Par ailleurs, la restriction des déplacements limite la mobilité de la main d’œuvre saisonnière, privée d’indispensables revenus. Elle fait aussi défaut pour les travaux des champs, notamment les récoltes.

Les femmes payent le prix fort…

Ouvrières agricoles, vendeuses sur les marchés, transformatrices, travailleuses du secteur informel, soignantes… voient leur position se dégrader face à la pandémie du Covid-19. « Confinées, nous n’avons plus de revenus », témoigne des paysannes de l’association paraguayenne Serpaj qui lutte pour les droits humains.
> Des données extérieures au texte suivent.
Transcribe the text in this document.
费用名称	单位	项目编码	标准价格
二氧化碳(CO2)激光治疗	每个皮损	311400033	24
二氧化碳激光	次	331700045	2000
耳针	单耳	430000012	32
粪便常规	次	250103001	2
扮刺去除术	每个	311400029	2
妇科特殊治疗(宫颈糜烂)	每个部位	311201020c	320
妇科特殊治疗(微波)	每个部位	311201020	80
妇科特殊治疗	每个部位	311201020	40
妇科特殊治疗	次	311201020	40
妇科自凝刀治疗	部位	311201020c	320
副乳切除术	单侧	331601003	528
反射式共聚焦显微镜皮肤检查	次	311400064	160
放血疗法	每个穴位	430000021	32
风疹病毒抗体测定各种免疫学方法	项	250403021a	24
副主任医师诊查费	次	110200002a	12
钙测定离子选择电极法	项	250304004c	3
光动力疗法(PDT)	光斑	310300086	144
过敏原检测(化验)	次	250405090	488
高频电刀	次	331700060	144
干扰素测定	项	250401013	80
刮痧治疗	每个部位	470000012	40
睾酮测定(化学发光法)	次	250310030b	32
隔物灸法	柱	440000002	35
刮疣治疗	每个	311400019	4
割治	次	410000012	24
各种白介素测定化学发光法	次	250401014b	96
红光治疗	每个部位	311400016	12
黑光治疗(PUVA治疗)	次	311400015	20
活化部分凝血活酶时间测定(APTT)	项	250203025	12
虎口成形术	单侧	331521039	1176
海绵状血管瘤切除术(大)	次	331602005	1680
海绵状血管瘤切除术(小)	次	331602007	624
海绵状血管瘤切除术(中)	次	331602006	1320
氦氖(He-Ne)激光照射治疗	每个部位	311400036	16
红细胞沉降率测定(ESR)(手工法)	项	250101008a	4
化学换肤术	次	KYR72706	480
Le jotopa (« se réunir »), pratique quotidienne pour les groupes, comités ou associations de femmes, est suspendu. « Mais si la faim vient, alors nous sortirons. »

L’enquête menée par le Forum tunisien pour les droits économiques et sociaux (FTDES) en milieu rural est poignante. Alors qu’elles sont exclues de certaines aides gouvernementales, les femmes se risquent à braver le confinement pour travailler comme journalières, à la merci d’exploiteurs qui en profitent – salaires de misère, exposition à la contamination par le Covid-19 – sans protection.

…mais défendent un autre système agricole

Un peu partout, les bouleversements induits par la crise sanitaire accélèrent la réflexion sur une mutation de systèmes agricoles et alimentaires bien loin d’assurer la souveraineté alimentaire des populations. « En Afrique du Sud, des femmes proposent déjà des approches stratégiques », relève Isabelle Manimben.

Les transformatrices agricoles et vendeuses de marché de la Rural Women Assembly veulent réduire leur vulnérabilité à ce genre de crises en misant sur les semences paysannes locales et plus largement sur une relocalisation des systèmes agricoles — produire et consommer local, se passer des intrants importés, repenser l’approvisionnement des villes, etc. Le Réseau des organisations paysannes et de producteurs de l’Afrique de l’Ouest appelle aussi à tirer résolument parti de l’impact de la crise sanitaire pour construire un autre modèle agricole, durable, local, définitivement débarrassé de la dépendance aux importations et aux cultures de rente.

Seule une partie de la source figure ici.